Welfare state restructuring in a context of austerity is contributing to a particularly unsettled environment for third sector organisations. Many are grappling with substantial change. Although change is nothing new in the third sector, the intensity and scale of change is arguably unprecedented. Two prevailing narratives about change seem to weave through these developments. First, a narrative of necessity and transition involves regular calls for third sector organisations to adapt to the changing environment by becoming variously more ‘business-like’, accountable and impact-focused. Second, a narrative of jeopardy and loss highlights threats to the independence and distinctive ethos of third sector organisations largely as a result of funding pressures and professionalisation.
Although reaching somewhat opposing conclusions, both are based on similar assumptions about the fundamental nature of third sector organisations and their relationships with external contexts. Organisations are presented as relatively passive products of their ‘environment’: change is framed as exogenous pressure which third sector organisations either embrace or resist. There is little room for how change is actively co-created, contested, negotiated, and experienced by multiple interacting relational agents, such as managers, staff, trustees, volunteers, service users and other stakeholders, in different positions of power and with access to different resources.

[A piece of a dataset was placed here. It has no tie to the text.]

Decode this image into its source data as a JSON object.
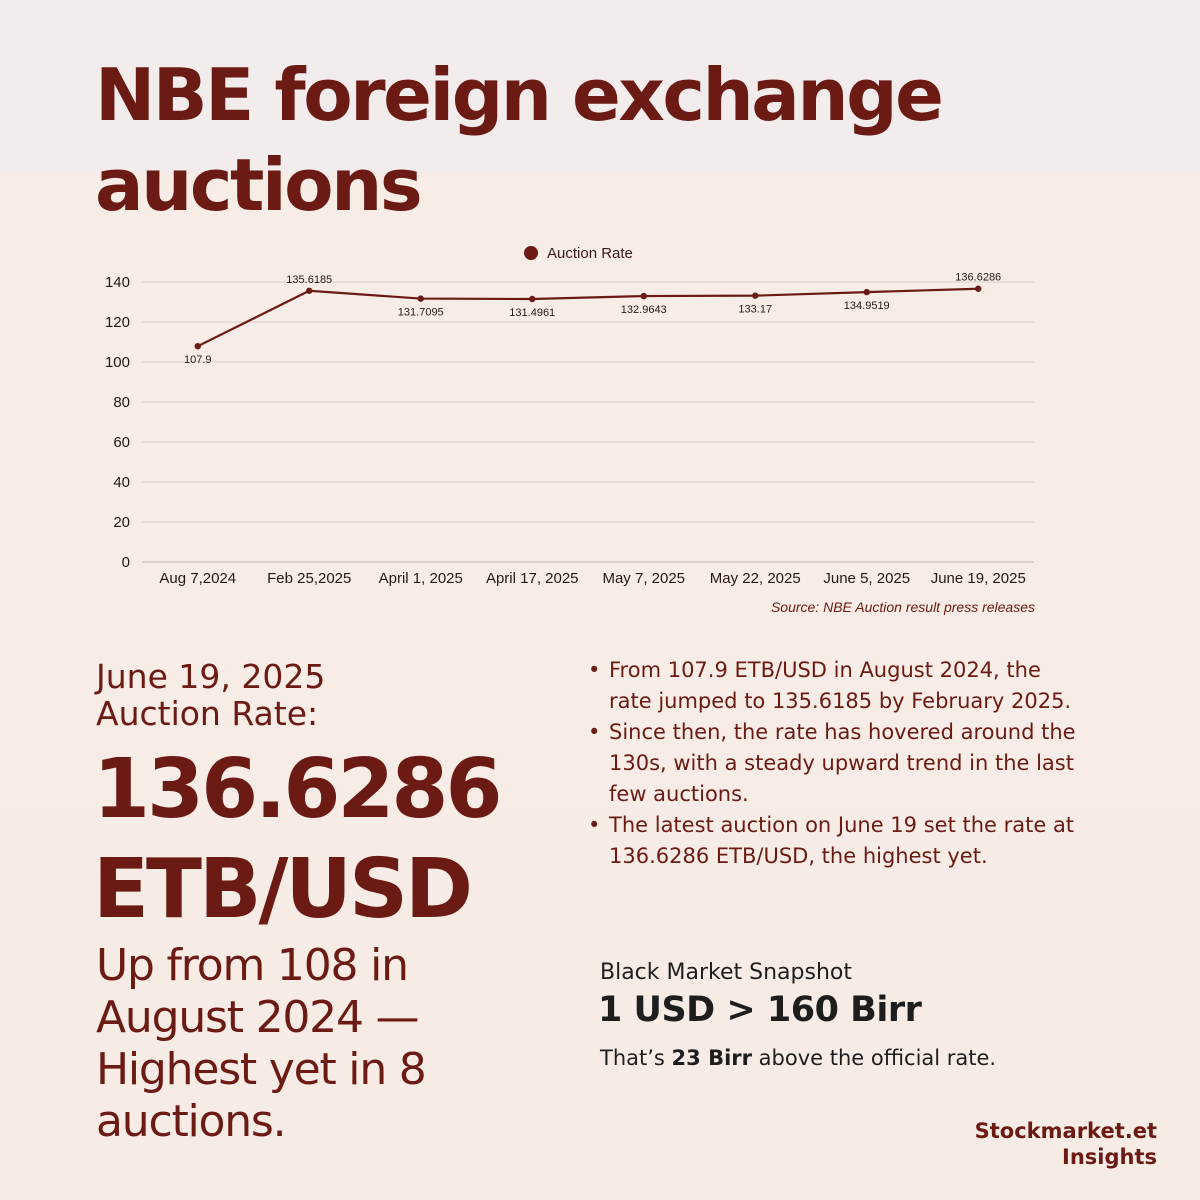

Based on a relational 'fields' understanding of voluntary action, in which actors seek to secure or advance their position or 'room' in multiple, fluid, overlapping and contested fields (Fligstein and McAdam, 2012; Macmillan et al, 2013), our qualitative longitudinal study is examining change in the making through four case study settings of voluntary action. The research explores questions of how change is understood, promoted, contested and experienced by different stakeholders; that is: how people think and speak about change; how different sets of actors are involved in change; how the broader environment shapes change within voluntary organisations; and the manner in which future change is shaped by past experiences. This paper discusses the intellectual context behind the study, and reflects on findings from the first wave of empirical research, set in the context of a longer term qualitative engagement (overall, by the end of the study, we will have ten years of qualitative longitudinal data from our cases). We focus on examining several 'through-lines' (Saldana, 2003) in our case study settings to explore the many different factors which we are already recognising as shaping change within organisations – some external, some internal, and the complex interactions between them.